The AA does great work and their method may work very well for some people, but the total abstinence method and view that if you have even one sip you will slip back into alcoholism won't work for everyone. Alternative methods which emphasise more sensible reduction and that recovery will include occasionally straying, as long as you learn which triggers cause these so you can avoid them, can be equally if not more effective.

Just like not everyone who drinks will become addicted, not all alcoholics are going to need the same treatment and respond equally well. Is alocholism (and drug addiction generally) a disease, by conventional definitions yes (and indeed is in the DSM), but I've always questioned the wisdom of applying the medical model too literally to mental disorders generally.
Rathanan
03-09-2008, 14:25
I'd say that alcoholism is more of a condition rather than a disease. While there is a detoxification process for alocholics, it's also a cognative problem due to dependancy. The word "disease" denotes that the symptoms were caused by bacteria or viruses.
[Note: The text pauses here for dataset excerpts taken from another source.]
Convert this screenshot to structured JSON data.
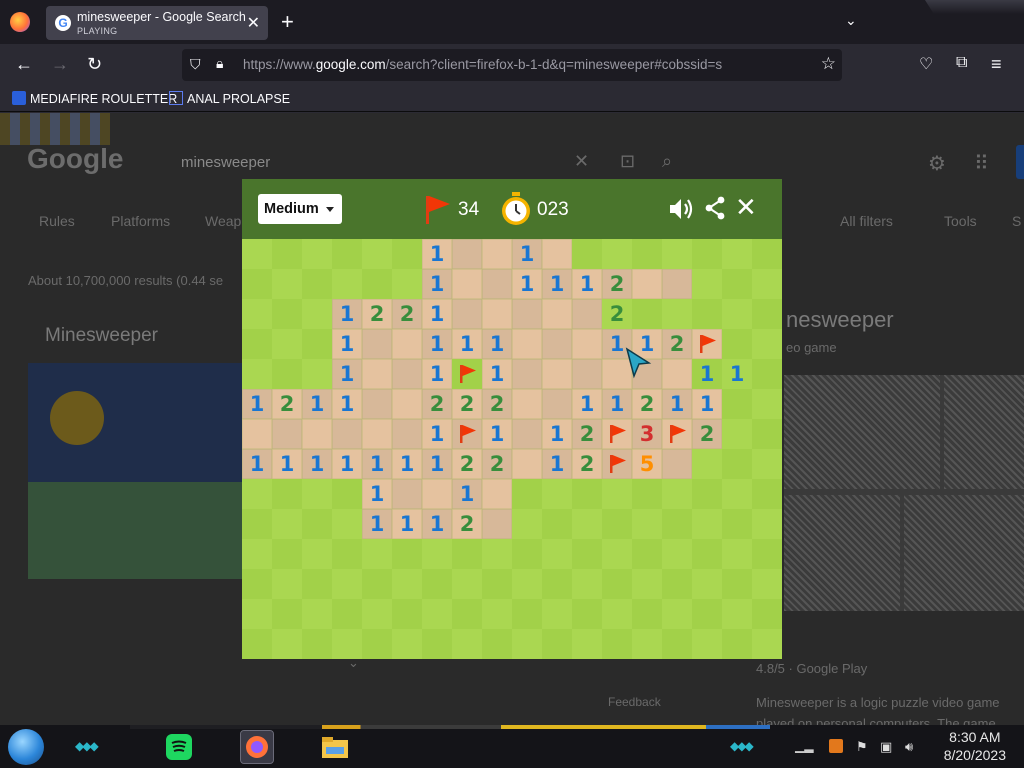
{
  "browser": {
    "tab": {
      "title": "minesweeper - Google Search",
      "subtitle": "PLAYING"
    },
    "url": {
      "host_part": "google.com",
      "prefix": "https://www.",
      "suffix": "/search?client=firefox-b-1-d&q=minesweeper#cobssid=s"
    },
    "bookmarks": [
      {
        "label": "MEDIAFIRE ROULETTER",
        "icon": "mediafire-icon"
      },
      {
        "label": "ANAL PROLAPSE",
        "icon": "bookmark-sigma-icon"
      }
    ]
  },
  "page": {
    "logo": "Google",
    "search_query": "minesweeper",
    "nav": [
      "Rules",
      "Platforms",
      "Weap"
    ],
    "results_count": "About 10,700,000 results (0.44 se",
    "left_card_title": "Minesweeper",
    "right_title": "nesweeper",
    "right_sub": "eo game",
    "filters": [
      "All filters",
      "Tools",
      "S"
    ],
    "rating": "4.8/5 · Google Play",
    "desc1": "Minesweeper is a logic puzzle video game",
    "desc2": "played on personal computers. The game",
    "feedback": "Feedback"
  },
  "game": {
    "difficulty": "Medium",
    "flags_left": "34",
    "timer": "023",
    "colors": {
      "header": "#4a752c",
      "grass_light": "#aad751",
      "grass_dark": "#a2d149",
      "open_light": "#e5c29f",
      "open_dark": "#d7b899"
    },
    "number_colors": {
      "1": "#1976d2",
      "2": "#388e3c",
      "3": "#d32f2f",
      "5": "#ff8f00"
    },
    "cols": 18,
    "rows": 14,
    "board": [
      "......1..1........",
      "......1..1112.....",
      "...1221.....2.....",
      "...1..111...112F..",
      "...1..1F1......11.",
      "1211..222..11211..",
      "......1F1.12F3F2..",
      "111111122.12F5....",
      "....1..1..........",
      "....1112..........",
      "..................",
      "..................",
      "..................",
      ".................."
    ],
    "opened_mask": [
      "......#####.......",
      "......#########...",
      "...#########......",
      "...#############F.",
      "...####F#######...",
      "################..",
      "################..",
      "###############...",
      "....#####.........",
      "....#####.........",
      "..................",
      "..................",
      "..................",
      ".................."
    ]
  },
  "taskbar": {
    "time": "8:30 AM",
    "date": "8/20/2023",
    "apps": [
      "start-orb-icon",
      "spotify-icon",
      "firefox-icon",
      "file-explorer-icon"
    ]
  }
}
I'm really just going by what I remember from high school and college biology... I'm a historian, not a doctor so I can really just offer opinion.
The Infinite Dunes
03-09-2008, 14:59
ITS NOT A DISEASE AND IM NOT AFFLICTED, FFS JUST BECAUSE I HAD BEER FOR BREAKFAST DOESN'T MAKE ME ALCOHOLIC!

(that would require drinking White Lightning or Lambrini for breakfast)Well not if it was Carling or Carlsberg or similar. Then that would be alcoholism. That's just pure desperation if you're drinking those.
DrunkenDove
03-09-2008, 17:04
Why all the nitpicking between disease or mental disorder? Does one deserve special treatment over the other?
Eofaerwic
03-09-2008, 17:10
Why all the nitpicking between disease or mental disorder? Does one deserve special treatment over the other?

No, but they may require a different approach to treatment. Diseases are traditionally approached through medical interventions (generally medication, occasionally surgery), mental disorders often require a more holistic approach and are best dealt with through psychological interventions and therapy (sometimes with medication to deal with the symptoms but never exclusively).